Even after Colonial Pipeline’s manual transport of more than 41 million gallons of gasoline to its tank farm in Belton, as well as locations in Spartanburg, Charlotte and five other East Coast markets, gas stations — at least in the Belton area — sold out almost immediately after, according to several gas station employees.
Belton was under additional pressure as a known location of a tank farm, with motorists streaming to the area from Greenville and other areas across the Upstate. Attendants at the Shell, Citco and BP stations closest to the tank farm that receive all or most of their supply from Colonial Pipeline all agreed that the shortage was one driven solely by demand — at least in the Upstate.
All reported that motorists just “went ballistic,” “crazy” and were stirred into a “frenzy” at the pumps, filling trashbags and draining thousands of gallons in one night.
Three weeks out, the Shell and BP closest to the pipeline was still out of diesel and prices remained at $2.79. Citgo prices were above $2.80.
Representatives from several terminals at the tank farm sourced from the pipeline also noted that they have product and always had product.
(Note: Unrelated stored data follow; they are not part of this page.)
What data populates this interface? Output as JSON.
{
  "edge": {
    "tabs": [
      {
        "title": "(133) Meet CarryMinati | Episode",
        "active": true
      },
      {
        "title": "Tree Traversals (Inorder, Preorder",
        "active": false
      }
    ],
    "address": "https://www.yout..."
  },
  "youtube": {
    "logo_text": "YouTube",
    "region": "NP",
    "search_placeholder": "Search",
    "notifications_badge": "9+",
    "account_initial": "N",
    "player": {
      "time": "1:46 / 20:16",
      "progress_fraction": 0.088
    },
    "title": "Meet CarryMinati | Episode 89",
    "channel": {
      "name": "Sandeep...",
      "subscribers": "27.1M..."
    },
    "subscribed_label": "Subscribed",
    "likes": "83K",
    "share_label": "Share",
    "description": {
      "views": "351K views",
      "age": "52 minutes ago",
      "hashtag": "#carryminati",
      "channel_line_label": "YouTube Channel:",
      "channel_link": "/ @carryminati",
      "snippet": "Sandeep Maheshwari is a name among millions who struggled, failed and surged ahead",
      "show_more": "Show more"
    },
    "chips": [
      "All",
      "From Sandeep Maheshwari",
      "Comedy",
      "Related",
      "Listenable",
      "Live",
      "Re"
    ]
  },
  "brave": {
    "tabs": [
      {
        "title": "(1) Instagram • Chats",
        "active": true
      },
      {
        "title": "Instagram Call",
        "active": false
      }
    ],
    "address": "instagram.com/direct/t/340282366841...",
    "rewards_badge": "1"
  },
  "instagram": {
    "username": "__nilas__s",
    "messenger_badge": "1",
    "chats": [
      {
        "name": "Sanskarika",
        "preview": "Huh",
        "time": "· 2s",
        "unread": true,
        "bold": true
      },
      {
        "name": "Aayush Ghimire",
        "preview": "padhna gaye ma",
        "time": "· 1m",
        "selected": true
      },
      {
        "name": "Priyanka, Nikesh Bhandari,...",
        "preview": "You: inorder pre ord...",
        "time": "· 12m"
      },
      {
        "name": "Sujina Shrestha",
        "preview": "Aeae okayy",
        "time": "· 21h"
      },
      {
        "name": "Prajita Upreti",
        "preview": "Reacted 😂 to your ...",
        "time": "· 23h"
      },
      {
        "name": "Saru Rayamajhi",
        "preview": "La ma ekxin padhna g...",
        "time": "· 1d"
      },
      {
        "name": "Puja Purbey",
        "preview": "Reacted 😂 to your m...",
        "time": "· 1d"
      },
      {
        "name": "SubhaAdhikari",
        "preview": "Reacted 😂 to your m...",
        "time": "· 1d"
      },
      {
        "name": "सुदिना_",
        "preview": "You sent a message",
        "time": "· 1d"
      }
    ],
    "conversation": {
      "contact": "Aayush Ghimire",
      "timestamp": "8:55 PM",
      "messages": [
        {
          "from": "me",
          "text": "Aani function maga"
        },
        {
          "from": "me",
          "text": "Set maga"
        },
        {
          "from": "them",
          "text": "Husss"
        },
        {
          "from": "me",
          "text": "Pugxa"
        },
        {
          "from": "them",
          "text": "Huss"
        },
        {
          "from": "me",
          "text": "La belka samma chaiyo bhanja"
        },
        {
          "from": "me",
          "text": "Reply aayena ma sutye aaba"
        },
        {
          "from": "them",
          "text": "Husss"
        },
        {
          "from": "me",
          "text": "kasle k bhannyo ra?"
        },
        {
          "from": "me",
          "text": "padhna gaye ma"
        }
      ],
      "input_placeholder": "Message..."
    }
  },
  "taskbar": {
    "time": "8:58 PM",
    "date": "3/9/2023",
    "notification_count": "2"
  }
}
They, too, agreed that it was more of a demand problem than a supply problem, although they declined to be quoted.
To mitigate the crunch, gas companies sought other sources for transport while drive-time limit regulations were waived for truckers.
“We are seeking alternative supply points, where possible, and are in close coordination with our Shell-branded wholesalers to tackle supply and logistical challenges as a result of this incident,” said a May 13 Shell statement forwarded when the company was asked for comment by GSA Business Report.
Kinder Morgan, a Colonial Pipeline competitor that operates out of Belton, took the opportunity to fill in the gap left by Colonial, according to Melissa Ruiz, spokeswoman for Kinder Morgan. Kinder Morgan owns and operates Products Pipeline, formerly known as Plantation Pipeline, and also gets some of its supply from Colonial.
Kinder Morgan also deferred any non-essential maintenance that would reduce flowrates down the pipeline.
“In other words, we are transporting and storing every barrel of product we are able to receive from customers,” she said in a statement from the week following the attack.
Greenville Spartanburg International Airport representatives also noted that despite escalating prices and concerns of major disruption — especially with airports like the Charlotte International Airport being directly serviced by the pipeline — there was little change to day-to-day operations.
“During the fuel shortage, GSP maintained sufficient fuel supply for all our passenger and cargo operations,” spokeswoman Michelle Newman said in an email. “No flights at GSP were delayed by the fuel shortage. We monitored the situation closely and remained in constant communications with our airline partners to ensure uninterrupted service.”
This article first appeared in the June 14 print issue of GSA Business Report.